A guitalele (sometimes spelled guitarlele or guilele), also called a ukitar, or kīkū, is a guitar-ukulele hybrid, that is, "a 1/4 size" guitar, a cross between a classical guitar and a tenor or baritone ukulele. The guitalele combines the portability of a ukulele, due to its small size, with the six single strings and resultant chord possibilities of a classical guitar. It may include a built-in microphone that permits playing the guitalele either as an acoustic guitar or connected to an amplifier. The guitalele is variously marketed (and used) as a travel guitar or children's guitar. It is essentially a modern iteration of the Quint guitar.

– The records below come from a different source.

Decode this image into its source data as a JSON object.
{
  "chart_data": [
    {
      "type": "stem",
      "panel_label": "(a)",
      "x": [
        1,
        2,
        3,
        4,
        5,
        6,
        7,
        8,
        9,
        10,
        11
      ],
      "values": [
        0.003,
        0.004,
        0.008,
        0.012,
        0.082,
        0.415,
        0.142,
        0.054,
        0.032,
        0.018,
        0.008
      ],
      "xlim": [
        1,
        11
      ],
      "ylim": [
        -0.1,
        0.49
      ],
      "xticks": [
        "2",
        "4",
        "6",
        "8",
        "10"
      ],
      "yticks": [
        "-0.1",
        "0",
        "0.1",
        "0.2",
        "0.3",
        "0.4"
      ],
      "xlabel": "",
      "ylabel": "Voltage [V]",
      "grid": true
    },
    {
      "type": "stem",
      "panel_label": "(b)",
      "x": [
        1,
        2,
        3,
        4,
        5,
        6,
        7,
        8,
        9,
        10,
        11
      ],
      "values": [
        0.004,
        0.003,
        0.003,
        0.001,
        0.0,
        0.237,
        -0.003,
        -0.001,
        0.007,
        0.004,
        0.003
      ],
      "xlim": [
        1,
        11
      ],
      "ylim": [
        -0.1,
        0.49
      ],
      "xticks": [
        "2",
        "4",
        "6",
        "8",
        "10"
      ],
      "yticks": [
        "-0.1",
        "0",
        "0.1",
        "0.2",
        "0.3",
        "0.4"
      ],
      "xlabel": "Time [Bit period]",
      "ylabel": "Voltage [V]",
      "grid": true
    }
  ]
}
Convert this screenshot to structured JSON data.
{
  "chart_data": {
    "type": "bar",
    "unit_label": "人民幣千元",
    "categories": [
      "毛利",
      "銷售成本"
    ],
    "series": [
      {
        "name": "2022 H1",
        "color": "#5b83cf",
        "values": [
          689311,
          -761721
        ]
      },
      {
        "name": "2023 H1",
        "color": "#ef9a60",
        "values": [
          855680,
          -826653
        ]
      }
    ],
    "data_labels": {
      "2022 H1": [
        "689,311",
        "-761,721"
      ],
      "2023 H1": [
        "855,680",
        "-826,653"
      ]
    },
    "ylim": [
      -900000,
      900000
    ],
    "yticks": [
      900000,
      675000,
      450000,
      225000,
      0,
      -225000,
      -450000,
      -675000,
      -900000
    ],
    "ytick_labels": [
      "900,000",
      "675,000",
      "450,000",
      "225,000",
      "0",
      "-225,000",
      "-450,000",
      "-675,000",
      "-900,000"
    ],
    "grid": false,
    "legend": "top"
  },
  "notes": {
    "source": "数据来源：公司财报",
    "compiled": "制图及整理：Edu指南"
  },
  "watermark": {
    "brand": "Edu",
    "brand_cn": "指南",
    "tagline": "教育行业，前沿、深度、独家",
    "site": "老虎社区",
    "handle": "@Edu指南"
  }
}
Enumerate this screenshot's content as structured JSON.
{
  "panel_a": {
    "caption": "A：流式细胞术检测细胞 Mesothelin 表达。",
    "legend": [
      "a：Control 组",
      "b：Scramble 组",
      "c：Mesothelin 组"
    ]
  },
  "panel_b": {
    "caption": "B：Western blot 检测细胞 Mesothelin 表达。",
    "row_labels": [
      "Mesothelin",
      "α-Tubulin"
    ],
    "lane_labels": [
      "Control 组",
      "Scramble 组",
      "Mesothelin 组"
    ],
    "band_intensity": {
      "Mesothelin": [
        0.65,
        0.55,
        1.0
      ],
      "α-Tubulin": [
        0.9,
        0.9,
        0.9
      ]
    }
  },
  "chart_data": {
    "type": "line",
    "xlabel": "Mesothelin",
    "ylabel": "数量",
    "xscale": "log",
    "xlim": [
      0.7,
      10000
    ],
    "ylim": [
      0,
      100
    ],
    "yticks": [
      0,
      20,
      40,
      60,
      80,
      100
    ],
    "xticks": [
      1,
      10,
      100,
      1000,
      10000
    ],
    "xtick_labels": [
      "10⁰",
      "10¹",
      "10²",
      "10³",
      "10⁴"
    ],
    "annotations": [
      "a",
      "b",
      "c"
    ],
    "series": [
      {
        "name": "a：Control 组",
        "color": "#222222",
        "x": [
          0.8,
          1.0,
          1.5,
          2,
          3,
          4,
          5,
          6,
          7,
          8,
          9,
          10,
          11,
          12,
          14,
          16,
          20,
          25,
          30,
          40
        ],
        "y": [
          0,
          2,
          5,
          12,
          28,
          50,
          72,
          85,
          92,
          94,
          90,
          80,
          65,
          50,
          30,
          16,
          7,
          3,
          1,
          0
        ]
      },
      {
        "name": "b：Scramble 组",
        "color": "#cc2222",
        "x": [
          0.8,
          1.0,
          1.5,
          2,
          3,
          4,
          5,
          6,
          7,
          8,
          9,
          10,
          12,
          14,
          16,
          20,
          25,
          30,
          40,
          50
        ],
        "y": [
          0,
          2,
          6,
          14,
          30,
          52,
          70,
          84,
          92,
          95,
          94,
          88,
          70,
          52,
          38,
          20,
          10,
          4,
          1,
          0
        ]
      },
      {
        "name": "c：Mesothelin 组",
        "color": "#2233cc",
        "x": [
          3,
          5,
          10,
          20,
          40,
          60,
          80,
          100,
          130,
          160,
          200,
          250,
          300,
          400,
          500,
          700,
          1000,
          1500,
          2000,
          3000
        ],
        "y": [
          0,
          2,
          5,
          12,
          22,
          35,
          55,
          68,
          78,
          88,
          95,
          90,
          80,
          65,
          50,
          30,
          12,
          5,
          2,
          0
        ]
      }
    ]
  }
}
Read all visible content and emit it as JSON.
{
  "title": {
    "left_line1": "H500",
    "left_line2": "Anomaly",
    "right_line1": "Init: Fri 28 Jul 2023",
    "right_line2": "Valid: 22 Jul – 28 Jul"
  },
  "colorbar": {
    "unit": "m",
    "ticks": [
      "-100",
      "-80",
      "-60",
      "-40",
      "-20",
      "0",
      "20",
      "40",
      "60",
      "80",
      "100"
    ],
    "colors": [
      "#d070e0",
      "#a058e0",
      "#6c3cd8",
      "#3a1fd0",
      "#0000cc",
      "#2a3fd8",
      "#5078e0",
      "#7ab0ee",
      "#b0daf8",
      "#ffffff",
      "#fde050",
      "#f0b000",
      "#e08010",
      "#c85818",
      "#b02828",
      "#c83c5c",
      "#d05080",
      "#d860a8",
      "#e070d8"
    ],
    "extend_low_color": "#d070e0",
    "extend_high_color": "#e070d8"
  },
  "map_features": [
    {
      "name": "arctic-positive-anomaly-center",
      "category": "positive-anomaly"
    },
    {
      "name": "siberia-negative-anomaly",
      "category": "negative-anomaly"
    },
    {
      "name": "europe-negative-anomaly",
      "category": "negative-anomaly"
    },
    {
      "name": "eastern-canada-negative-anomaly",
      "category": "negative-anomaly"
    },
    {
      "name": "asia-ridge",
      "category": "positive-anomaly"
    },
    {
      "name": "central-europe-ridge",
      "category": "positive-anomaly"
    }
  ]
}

A guitalele is the size of a ukulele, and is commonly played like a guitar transposed up to “A” (that is, up a 4th, or like a guitar with a capo on the fifth fret). This gives it tuning of ADGCEA, with the top four strings tuned like a low G ukulele.  This is the same as the tuning of the requinto guitar, although the latter are typically larger than a guitalele, and as the most common tuning for the guitarrón mexicano, albeit at a higher octave.

Several guitar and ukulele manufacturers market guitaleles, including Yamaha Corporation's GL-1 Guitalele, Cordoba's Guilele and Mini, Koaloha's D-VI 6-string tenor ukulele, Mele's Guitarlele, Kanilea's GL6 Guitarlele and Islander GL6, Luna's 6-string baritone ukulele, the Yudelele, the Lichty Kīkū, the Kinnard Kīkū, and the Gretsch guitar-ukulele.

Some manufacturers' (e.g., Luna) use of the term "6-string ukulele" (or the like) in describing their six-string, six-course guitaleles can lead to confusion with the common six-string, four-course ukuleles that are typically referred to by the same name. These four-course "6-string ukuleles" are usually strung with a single G string, a closely spaced course of two (often octave-tuned) C strings, a single E string and a closely spaced course of two (often unison-tuned) A strings. This means that chord formation is more akin to a traditional four-string ukulele, while the Guitalele's is more akin to a six-string guitar.

Terminology 
In Latin America, Brazil, Portugal, and Spain, this instrument type is often referred to as a kind of Requinto.
In that sense, the new English portmanteau word Guitalele is a commercial brand used to promote a locally unfamiliar variant of the guitar. Despite the Hawaiian origin of the word Kiku', the term is also a commercial, Anglo-Saxon creation.

Perhaps for these reasons, many sellers avoid naming the instrument altogether, preferring instead to use descriptive terms like '6-string ukulele' or 'Guitar-Ukulele'. In English, the alternative term Ukitar emerged in parallel, but its usage is not widespread among instrument vendors.